Activist investor Elliott Investment Management has acquired a significant holding of over $5 billion in Honeywell International and is urging the company to divide into two distinct entities.
In correspondence directed at Honeywell’s board, Elliott emphasized the necessity for the Charlotte, North Carolina-based company to streamline its organizational structure. They pointed to ongoing challenges such as inconsistent execution, fluctuating financial performance, and a lackluster stock price.
Elliott posits that Honeywell should separate its aerospace division from its automation business. They argue that if these segments function as independent companies, they could enjoy clearer strategies, concentrated management efforts, improved resource allocation, heightened operational efficiency, better oversight, and other advantages associated with the transition away from conglomerate structures that have benefitted various large firms, including former conglomerates like General Electric and United Technologies.
The investor group believes that a split of the aerospace and automation divisions could lead to significant increases in share prices, potentially ranging from 51% to 75% within the next two years.
In response, Stacey Jones, Honeywell’s Chief Communicator, acknowledged the various viewpoints of shareholders, stating, “Honeywell’s board of directors and management acknowledge and appreciate the perspectives of all our shareholders.
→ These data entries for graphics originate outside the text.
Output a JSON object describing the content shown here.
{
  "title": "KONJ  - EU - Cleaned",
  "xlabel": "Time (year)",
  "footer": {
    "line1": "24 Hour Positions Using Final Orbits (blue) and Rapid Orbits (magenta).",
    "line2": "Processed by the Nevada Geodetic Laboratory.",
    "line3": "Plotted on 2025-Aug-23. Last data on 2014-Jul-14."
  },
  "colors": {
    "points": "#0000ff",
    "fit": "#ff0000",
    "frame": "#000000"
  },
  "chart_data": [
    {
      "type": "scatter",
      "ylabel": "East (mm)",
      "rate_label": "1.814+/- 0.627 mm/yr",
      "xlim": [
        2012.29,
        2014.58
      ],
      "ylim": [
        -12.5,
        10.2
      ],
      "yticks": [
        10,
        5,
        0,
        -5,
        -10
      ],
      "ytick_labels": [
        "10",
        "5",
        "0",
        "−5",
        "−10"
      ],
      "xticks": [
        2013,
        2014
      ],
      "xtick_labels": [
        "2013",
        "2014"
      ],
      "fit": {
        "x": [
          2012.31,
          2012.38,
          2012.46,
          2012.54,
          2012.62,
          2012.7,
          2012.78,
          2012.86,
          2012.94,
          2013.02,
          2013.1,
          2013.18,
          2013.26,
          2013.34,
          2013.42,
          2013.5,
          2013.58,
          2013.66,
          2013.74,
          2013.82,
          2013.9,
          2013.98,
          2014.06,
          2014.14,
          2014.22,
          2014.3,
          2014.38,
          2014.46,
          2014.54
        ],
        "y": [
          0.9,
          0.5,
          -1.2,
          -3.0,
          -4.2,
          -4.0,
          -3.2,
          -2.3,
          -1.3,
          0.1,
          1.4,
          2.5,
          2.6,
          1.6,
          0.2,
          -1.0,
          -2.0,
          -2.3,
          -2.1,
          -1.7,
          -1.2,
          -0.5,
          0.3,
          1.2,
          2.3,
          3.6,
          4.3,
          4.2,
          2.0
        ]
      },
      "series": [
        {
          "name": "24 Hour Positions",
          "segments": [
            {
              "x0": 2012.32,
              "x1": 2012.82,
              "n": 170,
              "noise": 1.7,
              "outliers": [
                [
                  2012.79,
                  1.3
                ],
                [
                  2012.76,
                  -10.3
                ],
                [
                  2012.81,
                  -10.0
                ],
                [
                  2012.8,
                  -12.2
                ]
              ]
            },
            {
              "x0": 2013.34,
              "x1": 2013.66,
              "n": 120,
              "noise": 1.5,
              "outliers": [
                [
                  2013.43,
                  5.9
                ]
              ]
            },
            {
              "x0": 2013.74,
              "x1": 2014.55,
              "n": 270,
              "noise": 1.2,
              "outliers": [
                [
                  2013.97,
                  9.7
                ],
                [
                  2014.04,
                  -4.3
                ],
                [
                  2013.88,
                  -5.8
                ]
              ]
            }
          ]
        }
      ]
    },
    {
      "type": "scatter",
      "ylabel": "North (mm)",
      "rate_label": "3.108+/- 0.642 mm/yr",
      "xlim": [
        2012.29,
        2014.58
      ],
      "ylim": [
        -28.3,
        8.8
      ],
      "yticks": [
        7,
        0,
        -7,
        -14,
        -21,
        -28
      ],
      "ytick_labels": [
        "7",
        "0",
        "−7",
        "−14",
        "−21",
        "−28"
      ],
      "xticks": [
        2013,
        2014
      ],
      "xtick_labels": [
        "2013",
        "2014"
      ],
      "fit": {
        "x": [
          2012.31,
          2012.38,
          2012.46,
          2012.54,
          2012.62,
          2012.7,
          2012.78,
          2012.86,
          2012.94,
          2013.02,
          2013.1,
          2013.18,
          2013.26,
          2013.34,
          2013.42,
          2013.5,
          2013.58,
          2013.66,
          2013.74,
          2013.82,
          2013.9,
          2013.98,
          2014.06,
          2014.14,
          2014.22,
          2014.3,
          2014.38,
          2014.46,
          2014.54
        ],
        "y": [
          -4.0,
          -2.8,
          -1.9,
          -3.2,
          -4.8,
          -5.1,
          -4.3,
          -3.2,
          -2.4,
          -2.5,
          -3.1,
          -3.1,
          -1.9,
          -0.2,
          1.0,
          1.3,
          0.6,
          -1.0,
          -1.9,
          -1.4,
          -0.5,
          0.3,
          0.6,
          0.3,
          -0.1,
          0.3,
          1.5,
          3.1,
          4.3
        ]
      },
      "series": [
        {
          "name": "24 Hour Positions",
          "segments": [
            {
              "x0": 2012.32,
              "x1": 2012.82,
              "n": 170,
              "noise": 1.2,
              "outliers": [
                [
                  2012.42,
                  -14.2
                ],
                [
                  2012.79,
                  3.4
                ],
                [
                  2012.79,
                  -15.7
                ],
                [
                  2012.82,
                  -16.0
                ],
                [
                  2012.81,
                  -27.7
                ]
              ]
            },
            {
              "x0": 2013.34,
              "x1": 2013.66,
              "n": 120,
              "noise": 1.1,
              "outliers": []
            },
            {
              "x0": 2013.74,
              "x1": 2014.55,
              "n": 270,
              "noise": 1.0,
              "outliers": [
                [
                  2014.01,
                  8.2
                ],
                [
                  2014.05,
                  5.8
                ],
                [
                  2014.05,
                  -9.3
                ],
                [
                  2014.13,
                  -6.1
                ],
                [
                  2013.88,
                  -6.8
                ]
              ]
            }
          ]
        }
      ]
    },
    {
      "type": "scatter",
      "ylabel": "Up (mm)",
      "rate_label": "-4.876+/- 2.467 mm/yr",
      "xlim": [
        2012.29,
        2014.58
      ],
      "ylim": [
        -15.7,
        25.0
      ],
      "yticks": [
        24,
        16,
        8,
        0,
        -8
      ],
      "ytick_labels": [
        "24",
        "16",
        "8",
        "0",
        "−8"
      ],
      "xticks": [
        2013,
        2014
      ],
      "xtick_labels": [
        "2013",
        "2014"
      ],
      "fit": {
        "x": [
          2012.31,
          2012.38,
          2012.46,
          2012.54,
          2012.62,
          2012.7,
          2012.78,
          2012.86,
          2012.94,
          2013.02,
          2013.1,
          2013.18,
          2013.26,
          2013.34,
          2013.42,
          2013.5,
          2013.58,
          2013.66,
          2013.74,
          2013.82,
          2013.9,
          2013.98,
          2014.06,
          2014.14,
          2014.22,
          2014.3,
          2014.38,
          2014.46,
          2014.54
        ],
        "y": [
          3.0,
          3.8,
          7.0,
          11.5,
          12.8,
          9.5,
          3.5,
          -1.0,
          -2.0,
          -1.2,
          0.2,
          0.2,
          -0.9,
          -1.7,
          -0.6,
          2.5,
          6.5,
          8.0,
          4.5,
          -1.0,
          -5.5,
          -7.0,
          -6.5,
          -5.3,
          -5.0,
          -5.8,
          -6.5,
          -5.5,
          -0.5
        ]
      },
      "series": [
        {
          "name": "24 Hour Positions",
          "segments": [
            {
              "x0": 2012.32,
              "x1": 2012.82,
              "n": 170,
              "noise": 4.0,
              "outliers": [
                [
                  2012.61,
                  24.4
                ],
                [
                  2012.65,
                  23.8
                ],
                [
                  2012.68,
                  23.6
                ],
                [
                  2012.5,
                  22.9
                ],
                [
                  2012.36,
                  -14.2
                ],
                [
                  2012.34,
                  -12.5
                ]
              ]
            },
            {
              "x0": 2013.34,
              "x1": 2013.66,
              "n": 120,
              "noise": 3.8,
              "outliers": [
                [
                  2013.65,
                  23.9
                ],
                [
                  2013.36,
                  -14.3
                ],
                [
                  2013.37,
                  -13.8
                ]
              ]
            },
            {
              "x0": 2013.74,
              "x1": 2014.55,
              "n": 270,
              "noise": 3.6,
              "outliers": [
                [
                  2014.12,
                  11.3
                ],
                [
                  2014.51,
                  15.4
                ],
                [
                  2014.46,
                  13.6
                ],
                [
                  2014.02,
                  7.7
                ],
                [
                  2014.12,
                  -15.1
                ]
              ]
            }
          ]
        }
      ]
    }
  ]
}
Although Elliott had not made us aware of their views prior to today, we look forward to engaging with the firm to obtain their input. Our leadership welcomes investor feedback as we continue to execute a disciplined strategy, which includes pursuing sustainable growth, optimizing the portfolio, and maintaining an accretive capital deployment program.”
Following this news, Honeywell’s shares saw a 7% increase in value before the market opened on Tuesday.